It seems like a simple concept…take an accomplished song stylist, ask some of the best songwriters around to write a tune for her and then put together a crack band to give the songs and the singer the right backing. I guess if it was simple, it would happen more often, but thankfully that’s exactly what took place on Kelly Hogan’s new album.
You’d be forgiven if Kelly name doesn’t jump off the screen. This is her first album in over ten years and her third overall as a solo artist. In the 1990s, she was a member of Atlanta’s ill-fated The Jody Grind, then spent some time with The Rock A Teens. But more recently, Kelly has been the backing vocalist for Neko Case.
Having neglected her own career in order to support her friend, Hogan found herself back in the spotlight thanks to Anti Records Andy Kaulkin who suggested she record for his label. Kelly decided to call in a few favours from artists she had worked with over the years and asked the likes of M Ward, John Wesley Harding, Robyn Hitchcock and The Handsome Family to each write a song for her. Kaulkin helped assemble her studio band that included legendary keyboard player Booker T Jones (Booker T & The MGs), drummer James Gadson (Bill Withers), bass player Gabriel Roth (The Daptones) and guitarist Scott Ligon (NRBQ). Often, these sorts of all-star get-togethers turn out to be less the sum of their parts, but that’s not the case here.
First of all, the participating songwriters have come up with some of the best work of their careers. Andrew Bird’s We Can’t Have Nice Things is a prime example. It’s a beautiful song and Hogan has the chops to really get inside it. Meanwhile the band is excelled. Roth begins with a throbbing bass line, Gadson’s drums build up the tension and when Jones’ organ comes in it really propels the song and the performance.
Robyn Hitchcock’s title tune is another gem. Hogan and the band turn it into a country-soul weeper. I can imagine George Jones or Patsy Cline really having their way with it, but thankfully Kelly is more than capable. Ligon adds some gorgeous guitar runs after Hogan lets out a heart-rending howl.
M Ward’s Daddy’s Little Girl is another highlight. Hogan starts by singing, “My name is Frank (a long pause) Sinatra. Again the band contributes another subtle yet stellar performance as Kelly reveals the song to be a tribute to Frank’s little girl, Nancy.

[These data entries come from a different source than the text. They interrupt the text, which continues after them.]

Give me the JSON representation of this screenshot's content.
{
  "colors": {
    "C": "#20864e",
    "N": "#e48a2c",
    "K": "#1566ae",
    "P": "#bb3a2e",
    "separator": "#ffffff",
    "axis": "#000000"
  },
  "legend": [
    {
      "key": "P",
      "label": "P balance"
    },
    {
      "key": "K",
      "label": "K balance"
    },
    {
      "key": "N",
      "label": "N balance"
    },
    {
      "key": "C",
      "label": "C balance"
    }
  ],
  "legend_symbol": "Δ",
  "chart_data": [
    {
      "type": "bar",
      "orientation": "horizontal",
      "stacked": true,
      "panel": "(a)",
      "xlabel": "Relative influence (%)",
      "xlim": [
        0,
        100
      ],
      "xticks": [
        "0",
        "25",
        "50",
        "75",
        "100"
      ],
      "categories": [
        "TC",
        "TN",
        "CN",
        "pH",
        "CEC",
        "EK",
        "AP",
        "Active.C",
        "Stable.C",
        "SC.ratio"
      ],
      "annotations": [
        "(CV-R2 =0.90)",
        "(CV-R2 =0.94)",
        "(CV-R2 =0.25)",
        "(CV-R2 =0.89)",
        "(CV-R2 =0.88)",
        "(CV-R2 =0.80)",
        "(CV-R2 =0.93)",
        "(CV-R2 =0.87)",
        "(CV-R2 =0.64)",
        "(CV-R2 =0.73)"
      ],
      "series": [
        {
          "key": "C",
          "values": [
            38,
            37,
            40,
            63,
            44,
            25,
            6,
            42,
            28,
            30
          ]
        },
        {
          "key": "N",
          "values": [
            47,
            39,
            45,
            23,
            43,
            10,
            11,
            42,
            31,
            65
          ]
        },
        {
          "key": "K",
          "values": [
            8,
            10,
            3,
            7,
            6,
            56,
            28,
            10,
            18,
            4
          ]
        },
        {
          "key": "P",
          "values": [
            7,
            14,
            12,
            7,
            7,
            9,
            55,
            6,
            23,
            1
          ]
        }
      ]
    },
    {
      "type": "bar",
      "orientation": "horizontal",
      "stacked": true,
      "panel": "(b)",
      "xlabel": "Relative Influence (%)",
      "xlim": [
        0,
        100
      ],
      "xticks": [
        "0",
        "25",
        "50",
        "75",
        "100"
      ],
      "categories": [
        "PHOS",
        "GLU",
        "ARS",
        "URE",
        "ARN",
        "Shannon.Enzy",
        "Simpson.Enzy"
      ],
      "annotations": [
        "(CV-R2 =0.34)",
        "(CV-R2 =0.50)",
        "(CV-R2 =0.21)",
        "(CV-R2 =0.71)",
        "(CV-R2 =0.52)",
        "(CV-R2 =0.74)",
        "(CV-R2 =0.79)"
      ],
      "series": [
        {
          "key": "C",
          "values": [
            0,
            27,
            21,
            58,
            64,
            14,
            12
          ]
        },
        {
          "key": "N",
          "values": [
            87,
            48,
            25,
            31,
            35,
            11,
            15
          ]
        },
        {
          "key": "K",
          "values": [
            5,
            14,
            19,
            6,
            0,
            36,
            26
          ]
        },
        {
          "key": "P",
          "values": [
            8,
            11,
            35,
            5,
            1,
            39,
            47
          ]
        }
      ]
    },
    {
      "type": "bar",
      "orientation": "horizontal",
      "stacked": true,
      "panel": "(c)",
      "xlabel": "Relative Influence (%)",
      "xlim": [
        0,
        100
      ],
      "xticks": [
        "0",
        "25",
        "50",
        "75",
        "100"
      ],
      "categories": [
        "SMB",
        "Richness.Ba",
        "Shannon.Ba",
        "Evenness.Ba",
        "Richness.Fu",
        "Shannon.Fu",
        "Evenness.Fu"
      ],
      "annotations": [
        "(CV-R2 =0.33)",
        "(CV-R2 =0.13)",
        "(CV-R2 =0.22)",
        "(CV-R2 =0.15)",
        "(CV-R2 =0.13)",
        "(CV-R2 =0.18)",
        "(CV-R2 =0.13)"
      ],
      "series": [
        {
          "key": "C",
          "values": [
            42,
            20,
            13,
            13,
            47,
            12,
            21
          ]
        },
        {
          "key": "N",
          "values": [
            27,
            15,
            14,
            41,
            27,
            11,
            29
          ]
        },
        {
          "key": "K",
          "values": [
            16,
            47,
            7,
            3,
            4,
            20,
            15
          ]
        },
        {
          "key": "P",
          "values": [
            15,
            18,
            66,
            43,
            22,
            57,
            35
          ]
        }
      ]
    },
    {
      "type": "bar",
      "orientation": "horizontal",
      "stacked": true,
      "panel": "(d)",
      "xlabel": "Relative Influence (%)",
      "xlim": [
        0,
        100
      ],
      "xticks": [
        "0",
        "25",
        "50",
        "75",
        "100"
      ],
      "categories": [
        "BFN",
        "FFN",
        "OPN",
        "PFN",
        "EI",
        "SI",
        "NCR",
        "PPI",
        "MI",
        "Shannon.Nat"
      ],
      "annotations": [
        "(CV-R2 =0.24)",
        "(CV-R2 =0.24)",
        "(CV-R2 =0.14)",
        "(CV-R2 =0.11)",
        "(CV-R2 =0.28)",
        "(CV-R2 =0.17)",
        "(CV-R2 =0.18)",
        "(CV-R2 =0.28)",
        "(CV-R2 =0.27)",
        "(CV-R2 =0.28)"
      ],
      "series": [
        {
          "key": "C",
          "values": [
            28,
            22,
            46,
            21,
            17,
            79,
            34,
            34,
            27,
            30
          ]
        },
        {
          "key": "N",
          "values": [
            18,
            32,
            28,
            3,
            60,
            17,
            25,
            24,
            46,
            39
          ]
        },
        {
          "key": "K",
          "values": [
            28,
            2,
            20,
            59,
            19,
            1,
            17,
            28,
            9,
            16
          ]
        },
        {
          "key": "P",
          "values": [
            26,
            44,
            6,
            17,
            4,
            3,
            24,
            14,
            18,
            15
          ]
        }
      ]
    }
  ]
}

Kelly’s late friend Vic Chesnutt also gets a song in. Ways Of This World is another southern soul goodie that would have sounded in place on a Bobbie Gentry album. Hogan belts it out in a dramatic reading.
Additional songs by Stephin Merritt, John Wesley Harding and Robbie Fulks are equally enticing. Hogan has one of her own among the 13 tracks. Golden is a song Kelly wrote with Neko Case in mind. The record closes with an older tune…Pass On By, by Margaret Ann Rich (Charlie’s wife,) gets a bluesy treatment and a triumphant Booker T solo.
This is a thoroughly satisfying album and one only has to ask…why Kelly Hogan has taken so long to get around to record her own album, and when will she do it again?